In this next phase, Peters and his colleagues continued to add multiple representations of data.

“We could include things about structural performance, or we could include things about environmental performance. We were able to connect different disciplines through this data that we were developing.”

Digital fabrication brought these specialists into the current era. Architects could go directly from the computer to develop digital instructions which then created the built form. It was especially welcome for designers like Peters who were immersed in digital technology. His office had the first 3D printer in the U.K. in 2005.

“As Whitehead said, the use of rapid prototyping closes the loop in a digital design process,” Peters said.

Why was 3D printing so successful in architecture? Peters said architects were already working in 3D; it was faster than hand-building; it was relatively low cost; and the limitations of construction disappeared.

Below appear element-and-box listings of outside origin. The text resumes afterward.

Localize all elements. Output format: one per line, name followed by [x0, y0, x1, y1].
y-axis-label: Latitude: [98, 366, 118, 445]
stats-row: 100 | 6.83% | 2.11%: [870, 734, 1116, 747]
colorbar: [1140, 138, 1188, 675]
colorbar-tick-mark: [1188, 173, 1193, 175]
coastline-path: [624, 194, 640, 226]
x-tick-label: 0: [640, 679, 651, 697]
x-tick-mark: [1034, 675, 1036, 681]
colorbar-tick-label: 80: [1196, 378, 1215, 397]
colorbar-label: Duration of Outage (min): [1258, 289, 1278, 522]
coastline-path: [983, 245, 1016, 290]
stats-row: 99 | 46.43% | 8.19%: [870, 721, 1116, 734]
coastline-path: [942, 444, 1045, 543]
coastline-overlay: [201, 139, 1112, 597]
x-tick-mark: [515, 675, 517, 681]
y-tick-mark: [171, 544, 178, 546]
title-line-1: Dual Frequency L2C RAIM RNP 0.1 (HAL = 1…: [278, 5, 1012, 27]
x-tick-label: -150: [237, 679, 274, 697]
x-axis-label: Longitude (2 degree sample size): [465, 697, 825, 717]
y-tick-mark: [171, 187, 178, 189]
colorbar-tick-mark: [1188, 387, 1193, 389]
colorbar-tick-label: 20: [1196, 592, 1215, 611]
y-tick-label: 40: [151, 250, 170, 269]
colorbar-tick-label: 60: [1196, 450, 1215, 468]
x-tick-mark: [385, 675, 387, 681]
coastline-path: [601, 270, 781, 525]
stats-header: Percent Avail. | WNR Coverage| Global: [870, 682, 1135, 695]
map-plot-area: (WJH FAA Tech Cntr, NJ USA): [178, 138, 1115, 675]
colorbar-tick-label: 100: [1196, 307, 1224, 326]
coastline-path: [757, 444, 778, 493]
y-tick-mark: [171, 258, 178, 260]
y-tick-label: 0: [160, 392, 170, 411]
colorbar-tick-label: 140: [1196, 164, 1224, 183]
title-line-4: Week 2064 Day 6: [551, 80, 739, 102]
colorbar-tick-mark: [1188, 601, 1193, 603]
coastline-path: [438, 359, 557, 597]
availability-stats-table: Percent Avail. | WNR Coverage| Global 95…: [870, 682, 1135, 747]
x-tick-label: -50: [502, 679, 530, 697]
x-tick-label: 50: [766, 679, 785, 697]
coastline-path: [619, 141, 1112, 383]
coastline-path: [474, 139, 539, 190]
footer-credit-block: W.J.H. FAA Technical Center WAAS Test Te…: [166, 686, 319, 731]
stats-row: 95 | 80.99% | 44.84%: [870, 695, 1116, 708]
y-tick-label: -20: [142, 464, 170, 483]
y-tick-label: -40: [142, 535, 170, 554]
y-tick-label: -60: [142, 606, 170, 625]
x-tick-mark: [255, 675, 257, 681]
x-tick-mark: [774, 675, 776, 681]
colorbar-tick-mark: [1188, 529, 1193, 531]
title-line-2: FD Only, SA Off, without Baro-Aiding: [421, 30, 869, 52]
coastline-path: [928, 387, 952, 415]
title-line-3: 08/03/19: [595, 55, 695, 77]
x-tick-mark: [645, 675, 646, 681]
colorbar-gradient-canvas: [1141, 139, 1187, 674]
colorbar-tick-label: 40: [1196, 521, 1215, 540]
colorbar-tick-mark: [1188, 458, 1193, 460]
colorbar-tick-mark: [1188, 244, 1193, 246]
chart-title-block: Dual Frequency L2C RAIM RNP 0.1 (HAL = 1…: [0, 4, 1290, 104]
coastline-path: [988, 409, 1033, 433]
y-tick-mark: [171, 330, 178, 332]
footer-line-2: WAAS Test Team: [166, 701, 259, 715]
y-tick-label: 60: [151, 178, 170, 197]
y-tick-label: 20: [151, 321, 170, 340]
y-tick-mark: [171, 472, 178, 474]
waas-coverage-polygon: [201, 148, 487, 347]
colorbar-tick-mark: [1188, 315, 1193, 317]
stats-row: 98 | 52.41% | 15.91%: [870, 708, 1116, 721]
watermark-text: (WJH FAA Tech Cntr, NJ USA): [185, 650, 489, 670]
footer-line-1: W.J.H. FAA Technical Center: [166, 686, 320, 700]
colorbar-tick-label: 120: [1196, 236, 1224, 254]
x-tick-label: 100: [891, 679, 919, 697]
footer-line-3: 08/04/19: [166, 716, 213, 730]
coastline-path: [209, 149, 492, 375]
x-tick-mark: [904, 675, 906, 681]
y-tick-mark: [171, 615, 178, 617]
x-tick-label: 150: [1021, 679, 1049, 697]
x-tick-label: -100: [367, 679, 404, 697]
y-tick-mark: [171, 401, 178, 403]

Peters credits the work of Swiss professors Fabio Gramazio and Matthias Kohler of Gramazio Kohler Research with showing how the future will unfold, with multiple types of robots programmed to produce customized designs and materials – even custom bricks of any shape – to enable architects to offer owners unlimited design options for their projects.

And the progress continues, especially with design software innovation.

“What’s happening is we’re getting this whole ecosystem of new design tools that are able to plug into Grasshopper, which plugs into Rhino, which is a CAD software. We’re getting all of this new software that can simulate performance in different ways, energy performance, lighting performance, acoustic performance.”